円高回避

急速な円高で国内製造業の先行きが懸念されています。考えてみれば円高は今に始まったわけではなくて、私たちが記憶している為替としては戦後復興として60年代の高度成長時代の1ドル=360円から、70年代に入りニクソンショックで308円、85年のプラザ合意で230円台から翌年120円へと日本の実力とともに進んできています。

 円高で象徴的な自動車会社もかつては輸出一辺倒で米国などから貿易摩擦で叩かれました。現在は世界各国に生産拠点を広げて為替差損をなるべく被らないよう調整していますが、現在のように急速に円高が進みますと製造業が新興国などに出て行かざるを得なくなってきます。産業の空洞化は以前から指摘されながら日本企業は生産の分離を図り、国内にコアの技術を残しながら海外展開を進めてきました。

 日本の製造業がガラパゴス化しないためにも、製造業は積極的に海外へ出て行き、海外市場で戦うべきだと考えます。国内はもっとスピーディに産業の構造改革を進め、国家主導で新産業の育成に力を注ぐべきだと思います。円高であれば円を海外投資に使い、日本資本の海外企業から消費財などを輸入すれば差損は避けられます。今後は、日本に外国人をもっと積極的に受け入れて国力を維持していく必要があります。

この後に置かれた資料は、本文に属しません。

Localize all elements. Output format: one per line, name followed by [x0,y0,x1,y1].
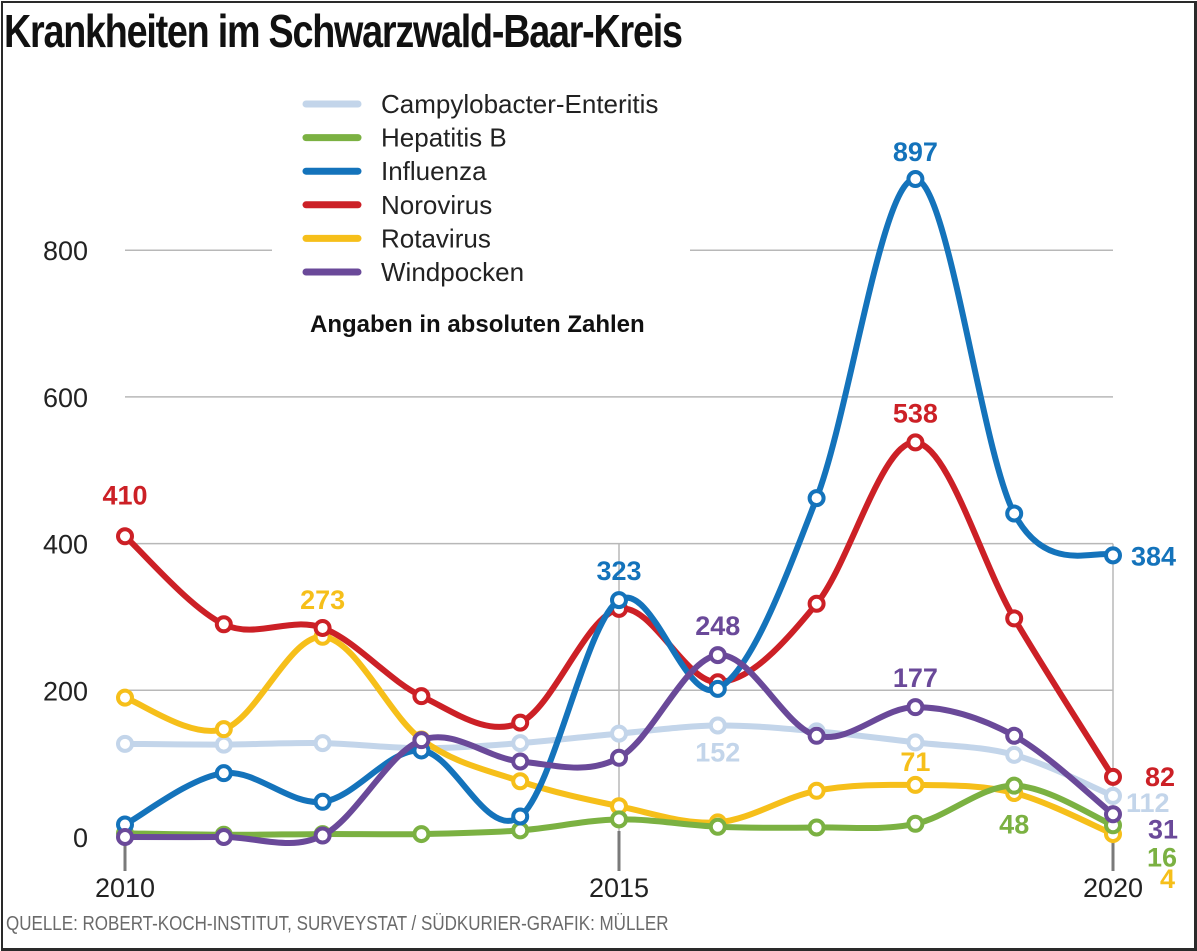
data-label: 538 [893,398,938,428]
legend-label: Hepatitis B [381,123,507,153]
y-tick-label: 0 [73,823,88,853]
legend-label: Norovirus [381,190,492,220]
source-note: QUELLE: ROBERT-KOCH-INSTITUT, SURVEYSTAT… [6,913,669,935]
data-point [708,646,727,665]
x-tick-label: 2020 [1083,873,1143,903]
data-point [1104,546,1122,565]
data-labels: 410 273 323 248 152 897 538 177 71 48 384 821123116… [102,137,1178,894]
data-point [807,489,826,508]
series-lines [116,170,1122,847]
series-hepatitis-b [116,776,1122,844]
y-tick-label: 400 [43,530,88,560]
data-point [313,618,332,637]
data-point [1005,609,1024,628]
data-point [511,713,530,732]
data-point [906,170,925,189]
data-label: 384 [1131,541,1176,571]
data-label: 897 [893,137,938,167]
data-point [807,726,826,745]
series-windpocken [116,646,1122,847]
data-point [214,615,233,634]
data-point [313,826,332,845]
data-point [116,688,134,707]
data-point [1005,726,1024,745]
data-point [906,775,925,794]
data-point [511,807,530,826]
data-label: 177 [893,663,938,693]
data-point [610,748,628,767]
data-label: 48 [999,810,1029,840]
series-line-windpocken [122,652,1116,847]
data-point [116,828,134,846]
y-tick-label: 800 [43,236,88,266]
legend-label: Campylobacter-Enteritis [381,89,658,119]
data-label: 112 [1126,788,1170,818]
legend: Campylobacter-Enteritis Hepatitis BInflue… [302,89,658,287]
data-label: 82 [1145,762,1175,792]
data-point [708,679,727,698]
series-line-rotavirus [122,633,1116,838]
data-point [412,825,431,844]
data-point [511,734,530,753]
x-tick-label: 2010 [95,873,155,903]
data-point [1104,767,1122,786]
data-point [214,828,233,846]
data-label: 152 [695,738,740,768]
data-point [1104,786,1122,805]
data-point [116,527,134,546]
data-point [906,733,925,752]
data-point [313,734,332,753]
data-point [1005,504,1024,523]
data-point [1005,745,1024,764]
legend-label: Windpocken [381,257,524,287]
data-point [708,817,727,836]
data-point [906,814,925,833]
data-point [807,818,826,837]
y-tick-label: 200 [43,676,88,706]
data-point [116,734,134,753]
chart-title: Krankheiten im Schwarzwald-Baar-Kreis [4,5,683,57]
legend-label: Rotavirus [381,223,491,253]
series-line-norovirus [122,439,1116,780]
data-point [807,594,826,613]
legend-label: Influenza [381,156,487,186]
data-point [708,716,727,735]
data-point [214,764,233,783]
data-label: 4 [1160,864,1175,894]
data-point [214,720,233,739]
data-point [610,591,628,610]
data-point [313,792,332,811]
data-point [511,752,530,771]
chart-subtitle: Angaben in absoluten Zahlen [310,311,645,338]
y-tick-label: 600 [43,383,88,413]
data-label: 323 [596,556,641,586]
data-label: 273 [300,585,345,615]
data-label: 410 [102,480,147,510]
data-label: 31 [1148,814,1178,844]
data-point [906,433,925,452]
data-point [610,724,628,743]
data-point [511,821,530,840]
data-point [412,731,431,750]
data-point [412,687,431,706]
axis-ticks: 0 200 400 600 800 2010 2015 2020 [43,236,1143,903]
data-point [610,810,628,829]
data-point [1005,776,1024,795]
data-label: 71 [900,747,930,777]
data-point [511,772,530,791]
data-point [807,781,826,800]
data-point [1104,805,1122,824]
x-tick-label: 2015 [589,873,649,903]
data-label: 248 [695,611,740,641]
data-label: 16 [1147,842,1177,872]
data-point [906,698,925,717]
data-point [214,735,233,754]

 為替介入は一時しのぎに過ぎないので、円高阻止の手法としてはあまりにも安易に感じます。もっと根本的に産業のあり方や日本経済の目指すべき方向を真剣に議論し、あらたな雇用創出を生み出す産業政策を実行に移していったほうが良いと思います。日本人が日本でのみ働く考えを捨てない限り、グローバル時代には生き残れないでしょう。